Eventi - Iniziative: Duemilauno Agenzia Sociale presenta...
Tutti, dunque nessuno.
1.o dicembre 2006, giornata mondiale per la lotta all'AIDS
Tutti,
dunque nessuno. E' questo il titolo dell'evento multimediale che
Duemilauno Agenzia Sociale, assieme al Dipartimento delle Dipendenze
e il Distretto Sanitario n.2 dell'ASS n. 1 Triestina, all'Associazione
di Cittadini e Familiari per la prevenzione e la lotta alla tossicodipendenza,
l'Istituto d'Arte E.Nordio, organizza a Trieste il primo dicembre
2006. Si tratta di una festival artistico-multimediale aperto
alla partecipazione di opere video, pittoriche, installazioni
e performances ad opera di giovani artisti aperto alla partecipazione
del pubblico presso la sede di Microarea Cittavecchia in via del
Pane n. 6 a Trieste, dal 1° al 3 dicembre con orario 10/13
e 16/20.
Ulteriori informazioni e/o contatti:
Lilly Zumbo 3351389653 o Sergio Serra 3357809282
Primodicembre 2006
Il primo dicembre, come ogni anno, è la giornata mondiale
per la lotta all'AIDS. Duemilauno Agenzia Sociale, cooperativa
sociale da 15 anni impegnata nel sostegno di persone affette da
HIV-AIDS, vuole celebrare quel giorno cercando di rinnovare l'attenzione
su un tema che appare ormai svaporato dalla carta patinata e dagli
schermi televisivi, dissolto dai comuni allarmi sociali ciclicamente
sostituiti, riparati, ripristinati. Si parla di cifre enormi e
sconcertanti di soggetti infetti, soprattutto bambini, perlopiù
collocate in paesi poverissimi e lontanissimi nel Sud del mondo,
contribuendo ad un effetto "long acting" di distanza,
geografica e culturale, sempre maggiore dal problema. Ma l'AIDS
è una problematica complessa che deve essere affrontata
tenendo conto di quella complessità. Bisogna dunque porre
l'attenzione sulla persona affetta e il suo contesto sociale,
dato che le statistiche sanitarie, nel nostro paese e nell'intera
Unione Europea, non parlano certo di un recesso significativo
di questo male. Che cosa ci ha fatto dunque esiliare l'AIDS in
Africa e ora anche nell'Asia meridionale? Per molto tempo é
stato immediato definire le note categorie a rischio: tossicodipendenti
e omosessuali. Gruppi di persone già colpite da altre forme
di stigma sociale, perciò facilmente raggiungibili, additabili.

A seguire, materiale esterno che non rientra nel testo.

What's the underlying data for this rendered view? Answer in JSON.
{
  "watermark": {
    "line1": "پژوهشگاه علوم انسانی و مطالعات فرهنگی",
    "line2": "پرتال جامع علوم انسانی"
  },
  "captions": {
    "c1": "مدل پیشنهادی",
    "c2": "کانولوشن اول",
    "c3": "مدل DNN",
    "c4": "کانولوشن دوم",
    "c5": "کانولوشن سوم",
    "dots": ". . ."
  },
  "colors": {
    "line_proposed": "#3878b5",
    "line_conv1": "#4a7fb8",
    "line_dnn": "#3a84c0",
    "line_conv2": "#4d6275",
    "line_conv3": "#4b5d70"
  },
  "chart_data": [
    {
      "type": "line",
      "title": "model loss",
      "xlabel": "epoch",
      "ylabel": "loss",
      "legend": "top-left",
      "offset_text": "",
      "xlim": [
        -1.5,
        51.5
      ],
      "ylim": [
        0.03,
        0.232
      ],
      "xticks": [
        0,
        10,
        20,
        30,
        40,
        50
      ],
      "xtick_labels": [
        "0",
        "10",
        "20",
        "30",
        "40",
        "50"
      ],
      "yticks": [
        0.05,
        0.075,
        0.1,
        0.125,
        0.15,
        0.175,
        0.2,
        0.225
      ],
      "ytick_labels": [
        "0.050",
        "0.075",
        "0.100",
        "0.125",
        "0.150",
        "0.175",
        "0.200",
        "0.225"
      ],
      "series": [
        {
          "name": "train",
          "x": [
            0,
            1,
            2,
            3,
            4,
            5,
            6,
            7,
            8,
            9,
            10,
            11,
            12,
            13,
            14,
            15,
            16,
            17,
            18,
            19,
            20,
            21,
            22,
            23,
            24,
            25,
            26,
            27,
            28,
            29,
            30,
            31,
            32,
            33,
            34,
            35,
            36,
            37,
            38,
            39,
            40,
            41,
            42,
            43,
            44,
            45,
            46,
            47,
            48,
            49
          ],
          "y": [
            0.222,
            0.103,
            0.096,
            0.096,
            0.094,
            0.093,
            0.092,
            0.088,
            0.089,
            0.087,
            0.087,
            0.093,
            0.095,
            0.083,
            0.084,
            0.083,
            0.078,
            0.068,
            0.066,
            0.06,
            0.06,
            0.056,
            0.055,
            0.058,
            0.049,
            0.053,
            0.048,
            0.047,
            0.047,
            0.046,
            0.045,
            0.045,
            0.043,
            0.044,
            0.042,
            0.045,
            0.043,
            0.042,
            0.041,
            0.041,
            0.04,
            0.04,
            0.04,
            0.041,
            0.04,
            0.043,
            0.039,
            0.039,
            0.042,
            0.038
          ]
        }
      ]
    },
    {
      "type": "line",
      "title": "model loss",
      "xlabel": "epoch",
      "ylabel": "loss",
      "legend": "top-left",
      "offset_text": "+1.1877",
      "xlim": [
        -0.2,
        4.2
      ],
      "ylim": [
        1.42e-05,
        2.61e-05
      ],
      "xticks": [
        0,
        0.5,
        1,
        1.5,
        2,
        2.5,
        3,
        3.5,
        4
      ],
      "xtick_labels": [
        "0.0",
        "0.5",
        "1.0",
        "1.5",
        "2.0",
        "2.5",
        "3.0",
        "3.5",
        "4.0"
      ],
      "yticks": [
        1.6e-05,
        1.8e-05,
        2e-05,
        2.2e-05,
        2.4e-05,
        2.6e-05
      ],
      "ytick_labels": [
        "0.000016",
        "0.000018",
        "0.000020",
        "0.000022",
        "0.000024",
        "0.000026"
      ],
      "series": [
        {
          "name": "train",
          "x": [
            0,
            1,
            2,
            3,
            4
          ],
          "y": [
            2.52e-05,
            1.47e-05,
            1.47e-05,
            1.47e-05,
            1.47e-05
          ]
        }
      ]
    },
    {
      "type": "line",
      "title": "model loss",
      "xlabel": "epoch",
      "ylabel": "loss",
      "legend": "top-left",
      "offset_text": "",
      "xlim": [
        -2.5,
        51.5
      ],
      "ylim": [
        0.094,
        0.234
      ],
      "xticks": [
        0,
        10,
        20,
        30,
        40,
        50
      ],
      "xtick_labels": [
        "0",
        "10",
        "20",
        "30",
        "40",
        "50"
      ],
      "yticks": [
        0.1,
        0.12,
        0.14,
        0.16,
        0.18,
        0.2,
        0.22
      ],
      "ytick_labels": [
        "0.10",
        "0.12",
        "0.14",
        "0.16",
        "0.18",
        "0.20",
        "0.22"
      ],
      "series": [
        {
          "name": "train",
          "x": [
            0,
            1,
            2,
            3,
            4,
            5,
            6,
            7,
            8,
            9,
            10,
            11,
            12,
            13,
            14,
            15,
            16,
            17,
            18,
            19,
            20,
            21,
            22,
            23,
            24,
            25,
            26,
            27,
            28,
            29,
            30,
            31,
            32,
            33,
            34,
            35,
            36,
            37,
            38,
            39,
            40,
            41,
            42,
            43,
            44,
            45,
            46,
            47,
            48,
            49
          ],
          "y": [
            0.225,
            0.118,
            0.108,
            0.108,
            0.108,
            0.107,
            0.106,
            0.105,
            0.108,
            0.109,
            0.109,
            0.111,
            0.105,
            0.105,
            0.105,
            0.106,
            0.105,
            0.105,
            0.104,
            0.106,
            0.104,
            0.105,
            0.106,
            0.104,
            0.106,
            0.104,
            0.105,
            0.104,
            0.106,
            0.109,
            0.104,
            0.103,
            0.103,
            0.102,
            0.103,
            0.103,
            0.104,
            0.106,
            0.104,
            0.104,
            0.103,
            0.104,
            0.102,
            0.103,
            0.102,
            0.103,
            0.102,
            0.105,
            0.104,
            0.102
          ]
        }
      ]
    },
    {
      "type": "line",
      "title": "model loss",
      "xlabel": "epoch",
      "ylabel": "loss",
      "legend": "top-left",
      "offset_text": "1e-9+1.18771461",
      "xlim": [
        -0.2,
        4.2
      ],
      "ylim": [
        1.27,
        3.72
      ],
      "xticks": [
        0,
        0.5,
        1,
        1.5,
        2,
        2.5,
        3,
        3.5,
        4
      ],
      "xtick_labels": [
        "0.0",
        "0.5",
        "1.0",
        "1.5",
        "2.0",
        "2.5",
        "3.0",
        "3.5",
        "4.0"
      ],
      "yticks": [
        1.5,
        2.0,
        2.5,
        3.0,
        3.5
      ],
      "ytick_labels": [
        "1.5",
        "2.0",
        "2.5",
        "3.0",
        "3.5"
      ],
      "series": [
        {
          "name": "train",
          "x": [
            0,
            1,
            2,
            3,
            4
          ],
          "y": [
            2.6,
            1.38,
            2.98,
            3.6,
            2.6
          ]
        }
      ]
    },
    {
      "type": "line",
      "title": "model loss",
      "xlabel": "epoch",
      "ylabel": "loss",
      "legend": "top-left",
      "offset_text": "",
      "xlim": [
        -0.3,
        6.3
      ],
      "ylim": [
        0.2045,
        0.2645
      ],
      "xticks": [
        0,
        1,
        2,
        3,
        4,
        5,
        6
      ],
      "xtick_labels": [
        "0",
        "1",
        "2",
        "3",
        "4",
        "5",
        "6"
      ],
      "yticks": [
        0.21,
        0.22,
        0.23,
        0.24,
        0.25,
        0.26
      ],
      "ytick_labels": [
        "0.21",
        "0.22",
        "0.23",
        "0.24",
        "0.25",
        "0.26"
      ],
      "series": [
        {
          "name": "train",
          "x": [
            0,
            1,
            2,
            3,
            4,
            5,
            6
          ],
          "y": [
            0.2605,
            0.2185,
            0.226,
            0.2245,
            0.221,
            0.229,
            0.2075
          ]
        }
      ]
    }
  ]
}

Negli ultimi anni proprio in questi gruppi si è registrata
una notevole diminuzione delle infezioni, sia per una effettiva
presa di coscienza, sia per la messa in atto di semplicissime
forme di profilassi. Eppure la infezione da virus HIV continua,
mutevole e mutante, a difondersi. Chi sono dunque i nuovi soggetti
a rischio? Quali saranno le nuove categorie da controllare per
continuare la lotta alla "piaga sociale"? La risposta
non c'è, o meglio dovrebbe essere: - Tutte le persone,
indipendentemente dalla "normalità" del loro
stile di vita, che non si ritengono esposte al rischio di infezione,
dunque non esercitano il loro diritto/dovere alla salute, propria
ed altrui, informandosi e proteggendosi dall'AIDS.